Peter Gill offers us here a gentle, subtle memory play focused on two elderly gentlemen looking back on their lives in a mixture of wry regrets and passion recalled. Colin (Ian Gelder) and Alex (Christopher Godwin) are both residents in a care home. We see them sitting alongside one another in institutional wing-back chairs, quietly holding hands, a sign of the intimacy they have found in the midst of infirmity. They shift from attempts at conversation to dozing quietly; but we also get to hear their interior monologues as they remember past lovers and the locations in London where they met. They are later joined onstage and in conversation by the two lovers, Nicholas (James Schofield) and Gareth (Sam Thorpe-Spinks). A final layer is provided by visiting relatives Clare (Claire Price), Colin’s niece, and Andrew (Andrew Woodall) Alex’s son.

The play offers a complex interplay of perspectives, sometimes a bit too much so, as it is not always easy to disentangle at first hearing who is speaking to or about whom. But once you can adjust to the shifts in time and place, what emerges is a detailed profile of two lives with their high and low points tellingly and evocatively described, not least for the way in which key moments of reticence or obfuscation ensure that they don’t end up with the people they most loved. Along the way, there are fine depictions of London locations in Hammersmith and Soho, and memorable and moving evocations of the texture of gay life in past decades when caution and self-censorship were still essential.

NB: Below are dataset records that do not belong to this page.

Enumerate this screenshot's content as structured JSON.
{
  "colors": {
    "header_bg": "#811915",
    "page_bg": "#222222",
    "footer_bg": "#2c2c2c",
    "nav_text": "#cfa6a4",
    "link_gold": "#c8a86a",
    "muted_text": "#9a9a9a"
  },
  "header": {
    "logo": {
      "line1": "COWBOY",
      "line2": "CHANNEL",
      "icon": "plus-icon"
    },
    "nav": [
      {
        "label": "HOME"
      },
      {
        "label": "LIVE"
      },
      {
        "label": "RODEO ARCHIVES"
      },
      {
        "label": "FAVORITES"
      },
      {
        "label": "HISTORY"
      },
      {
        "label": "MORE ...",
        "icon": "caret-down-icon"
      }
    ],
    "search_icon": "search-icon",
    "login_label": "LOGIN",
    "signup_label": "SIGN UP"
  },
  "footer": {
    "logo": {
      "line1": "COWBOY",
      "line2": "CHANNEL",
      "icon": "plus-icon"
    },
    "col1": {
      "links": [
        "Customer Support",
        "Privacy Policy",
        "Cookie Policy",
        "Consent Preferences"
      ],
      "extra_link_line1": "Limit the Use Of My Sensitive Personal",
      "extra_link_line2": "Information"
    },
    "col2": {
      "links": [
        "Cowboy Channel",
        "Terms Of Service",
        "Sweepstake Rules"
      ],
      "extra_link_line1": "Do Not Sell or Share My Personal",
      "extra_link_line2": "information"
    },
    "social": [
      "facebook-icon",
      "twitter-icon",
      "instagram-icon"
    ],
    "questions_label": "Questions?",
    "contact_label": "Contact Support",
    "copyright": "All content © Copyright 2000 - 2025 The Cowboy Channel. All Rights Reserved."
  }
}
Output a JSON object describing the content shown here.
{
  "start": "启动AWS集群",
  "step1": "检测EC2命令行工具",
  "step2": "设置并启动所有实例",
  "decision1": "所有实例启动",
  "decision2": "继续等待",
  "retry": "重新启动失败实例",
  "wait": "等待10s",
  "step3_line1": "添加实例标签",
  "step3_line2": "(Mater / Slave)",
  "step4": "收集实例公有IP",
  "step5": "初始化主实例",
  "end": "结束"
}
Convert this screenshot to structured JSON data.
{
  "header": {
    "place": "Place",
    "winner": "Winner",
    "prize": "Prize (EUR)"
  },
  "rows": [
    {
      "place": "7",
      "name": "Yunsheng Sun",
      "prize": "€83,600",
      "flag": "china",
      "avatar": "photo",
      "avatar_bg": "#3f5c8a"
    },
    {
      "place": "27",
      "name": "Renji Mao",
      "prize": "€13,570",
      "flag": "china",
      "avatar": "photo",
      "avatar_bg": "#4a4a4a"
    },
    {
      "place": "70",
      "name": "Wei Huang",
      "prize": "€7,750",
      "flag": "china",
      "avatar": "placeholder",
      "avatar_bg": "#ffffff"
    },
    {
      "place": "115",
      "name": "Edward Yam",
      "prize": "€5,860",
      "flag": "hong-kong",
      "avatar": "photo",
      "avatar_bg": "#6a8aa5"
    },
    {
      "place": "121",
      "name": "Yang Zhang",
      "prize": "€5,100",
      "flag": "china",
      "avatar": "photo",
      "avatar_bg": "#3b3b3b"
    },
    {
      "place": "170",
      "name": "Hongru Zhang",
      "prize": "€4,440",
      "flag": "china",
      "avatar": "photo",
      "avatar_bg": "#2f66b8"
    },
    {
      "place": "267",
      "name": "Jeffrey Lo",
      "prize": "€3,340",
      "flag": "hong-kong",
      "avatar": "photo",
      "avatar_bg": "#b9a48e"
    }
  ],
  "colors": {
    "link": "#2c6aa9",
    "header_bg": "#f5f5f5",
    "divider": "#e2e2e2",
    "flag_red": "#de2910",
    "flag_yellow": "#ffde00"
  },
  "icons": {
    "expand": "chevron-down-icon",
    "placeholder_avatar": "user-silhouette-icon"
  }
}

In the lead roles Gelder and Godwin neatly distinguish their personalities from each other while also revealing their complementarity. Gelder’s persona as Colin is as someone seeing London initially as an unconfident outsider but careful observer; then finding a niche for himself as a social worker with children and ultimately a shaper of policy. However, his reticence and self-denial mean he is perhaps over-impressed by the swashbuckling young academic who becomes the love of his life, and who perishes in the 1980s era of HIV/AIDS. There is a contrasting but parallel story told by Godwin, whose incarnation as the restless, sexually voracious art dealer Alex, fails to appreciate the merits of his quieter, less assertive lover whose merits he only appreciates fully in rueful reminiscence. It is one of the most satisfying aspects of this neatly turned play that that present-day connection between the two leads mirrors their younger passions and foibles and embodies an attempt to find in each other what they failed to hold onto in their younger lives.

The other players have less to do but they make the most of their opportunities – Schofield, full of quiet understated devotion; Thorpe-Spinks embodying puppyish youthful brio, which you somehow know will not extend into old age; Price, a study in empathy, matched by the troubled uneasy posturings of Woodall, which she eventually manages to soothe. There are intriguing suggestions towards the end that these two may themselves kindle a connection in the future beyond the boundaries of the play.

As usual at the Jermyn Street Theatre, the small space and resources stimulate a powerful creative response on the part of the production team. The staging is kept refreshingly simple, with just a few props to illustrate the dialogue, but directors Gill and Hamilton maintain plenty of movement and visual interest alongside sympathetic lighting and sound schemes from Jamie Platt and Harry Blake. There is a perfect fit between the size of the space and the intimately confiding and wistful mood of the play. All in all a very suitable piece for an autumn season – full of mellow reflection and minor-key backward glances.